My taxpayer-funded, CBC Newsworld campaign against traditional marriage and the conservative party continued all day today on it's 24 hour news channel. I say 'my,' because the CBC news is an activist, arrogant, bloated, biased, bureaucracy masquerading as a national news network surviving on the taxes extorted from me and other working Canadians. Anyway, it seemed every time I passed through their channel my taxes were being used to tell Canadian families that resistance is futile.
Although the government passed legislation in support of traditional marriage in 1999, they refused to pass a motion in 2003 reinforcing the definition of traditional marriage. The prime minister promised a free vote in Parliament, then tried to weasel out of it by deferring to the Supreme Court. Homosexual marriage is the subject of day, but today as the government caucus met in Fredericton, CBC Newsworld seemed obsessed with an attack on the leader of the opposition.
What raised their ire was CPC leader Stephen Harper's appeal to ethnic communities for support for the traditional definition of marriage. Although ethnic groups traditionally vote liberal, they are also very supportive of traditional values. The conservatives may successfully make inroads among the traditionally liberal ethnic voters. This has obviously alarmed opponents of traditional marriage.

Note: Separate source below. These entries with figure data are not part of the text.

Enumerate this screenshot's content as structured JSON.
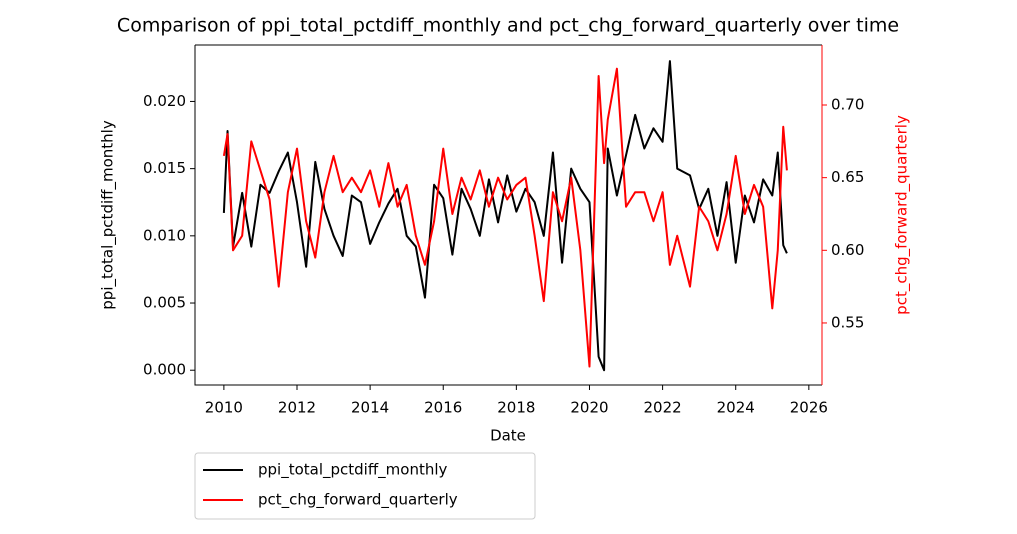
{
  "chart_data": {
    "type": "line",
    "title": "Comparison of ppi_total_pctdiff_monthly and pct_chg_forward_quarterly over time",
    "x_label": "Date",
    "y_label": "ppi_total_pctdiff_monthly",
    "y2_label": "pct_chg_forward_quarterly",
    "x": [
      2010.0,
      2010.1,
      2010.25,
      2010.5,
      2010.75,
      2011.0,
      2011.25,
      2011.5,
      2011.75,
      2012.0,
      2012.25,
      2012.5,
      2012.75,
      2013.0,
      2013.25,
      2013.5,
      2013.75,
      2014.0,
      2014.25,
      2014.5,
      2014.75,
      2015.0,
      2015.25,
      2015.5,
      2015.75,
      2016.0,
      2016.25,
      2016.5,
      2016.75,
      2017.0,
      2017.25,
      2017.5,
      2017.75,
      2018.0,
      2018.25,
      2018.5,
      2018.75,
      2019.0,
      2019.25,
      2019.5,
      2019.75,
      2020.0,
      2020.25,
      2020.4,
      2020.5,
      2020.75,
      2021.0,
      2021.25,
      2021.5,
      2021.75,
      2022.0,
      2022.2,
      2022.4,
      2022.75,
      2023.0,
      2023.25,
      2023.5,
      2023.75,
      2024.0,
      2024.25,
      2024.5,
      2024.75,
      2025.0,
      2025.15,
      2025.3,
      2025.4
    ],
    "series": [
      {
        "name": "ppi_total_pctdiff_monthly",
        "color": "#000000",
        "axis": "y",
        "values": [
          0.0117,
          0.0178,
          0.0092,
          0.0132,
          0.0092,
          0.0138,
          0.0132,
          0.0148,
          0.0162,
          0.0125,
          0.0077,
          0.0155,
          0.012,
          0.01,
          0.0085,
          0.013,
          0.0125,
          0.0094,
          0.011,
          0.0124,
          0.0135,
          0.01,
          0.0092,
          0.0054,
          0.0138,
          0.0128,
          0.0086,
          0.0135,
          0.012,
          0.01,
          0.0142,
          0.011,
          0.0145,
          0.0118,
          0.0135,
          0.0125,
          0.01,
          0.0162,
          0.008,
          0.015,
          0.0135,
          0.0125,
          0.001,
          0.0,
          0.0165,
          0.013,
          0.016,
          0.019,
          0.0165,
          0.018,
          0.017,
          0.023,
          0.015,
          0.0145,
          0.012,
          0.0135,
          0.01,
          0.014,
          0.008,
          0.013,
          0.011,
          0.0142,
          0.013,
          0.0162,
          0.0093,
          0.0087
        ]
      },
      {
        "name": "pct_chg_forward_quarterly",
        "color": "#ff0000",
        "axis": "y2",
        "values": [
          0.665,
          0.68,
          0.6,
          0.61,
          0.675,
          0.655,
          0.635,
          0.575,
          0.64,
          0.67,
          0.62,
          0.595,
          0.64,
          0.665,
          0.64,
          0.65,
          0.64,
          0.655,
          0.63,
          0.66,
          0.63,
          0.645,
          0.61,
          0.59,
          0.62,
          0.67,
          0.625,
          0.65,
          0.635,
          0.655,
          0.63,
          0.65,
          0.635,
          0.645,
          0.65,
          0.61,
          0.565,
          0.64,
          0.62,
          0.65,
          0.6,
          0.52,
          0.72,
          0.66,
          0.69,
          0.725,
          0.63,
          0.64,
          0.64,
          0.62,
          0.64,
          0.59,
          0.61,
          0.575,
          0.63,
          0.62,
          0.6,
          0.625,
          0.665,
          0.625,
          0.645,
          0.63,
          0.56,
          0.6,
          0.685,
          0.655
        ]
      }
    ],
    "xlim": [
      2009.21,
      2026.36
    ],
    "xticks": [
      2010,
      2012,
      2014,
      2016,
      2018,
      2020,
      2022,
      2024,
      2026
    ],
    "ylim": [
      -0.0011,
      0.0242
    ],
    "yticks": [
      {
        "value": 0,
        "label": "0.000"
      },
      {
        "value": 0.005,
        "label": "0.005"
      },
      {
        "value": 0.01,
        "label": "0.010"
      },
      {
        "value": 0.015,
        "label": "0.015"
      },
      {
        "value": 0.02,
        "label": "0.020"
      }
    ],
    "y2lim": [
      0.5073,
      0.7413
    ],
    "y2ticks": [
      {
        "value": 0.55,
        "label": "0.55"
      },
      {
        "value": 0.6,
        "label": "0.60"
      },
      {
        "value": 0.65,
        "label": "0.65"
      },
      {
        "value": 0.7,
        "label": "0.70"
      }
    ],
    "y2_color": "#ff0000",
    "legend": "below-left"
  }
}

The CBC claims to support diversity, but apparently that's only if those diverse views are non-traditional. CBC's Newsworld anchors repeatedly argued with their interviewees could not restrain themselves from taking sides against conservatives.
C.P.C. MP Belinda Stronach, who opposes her party's support for traditional marriage, was attending the CPC caucus meeting in Victoria. Stronach was available to make her views known throughout most of the day, and my Newsworld happily allowed her the publicity.
In another interview, CBC Newsworld anchor Nancy Wilson repeatedly badgered the CPC Justice Critic, Vic Toews. Wilson interrupted him repeatedly when he attempted to answer her questions. The CBC Newsworld anchor also had to be corrected by Toews at least twice, as she kept incorrectly insisting that the Supreme Court had ruled the traditional definition of marriage was unconstitutional.
In the wake of several lower court rulings against the definition of marriage as between a man and a woman, all the predictions from the wrong- left were that the Supreme Court would strike down the traditional definition of marriage. In fact, the Supreme Court did not strike down the traditional definition of marriage, but instead passed the buck back to parliament.
Nancy Wilson was not the only CBC staffer who didn't/couldn't read the Supreme Court ruling. Anchor David Grey also shared Wilson’s mistaken belief. Grey interviewed one of the only liberal M.P.'s openly supporting traditional marriage, Pat O’Brien. In 2003 O’Brien served as a member of a House of Commons committee, holding hearings on marriage in 15 cities across Canada. O’Brien was excluded from the liberal caucus meetings today in Fredericton. Throughout the interview David Grey attempted score points off O’Brien, arguing in favor of homosexual marriage with his interviewee.
Odd that the liberals, who claim to welcome diversity, excluded a dissident from their caucus meeting, but conservatives did not.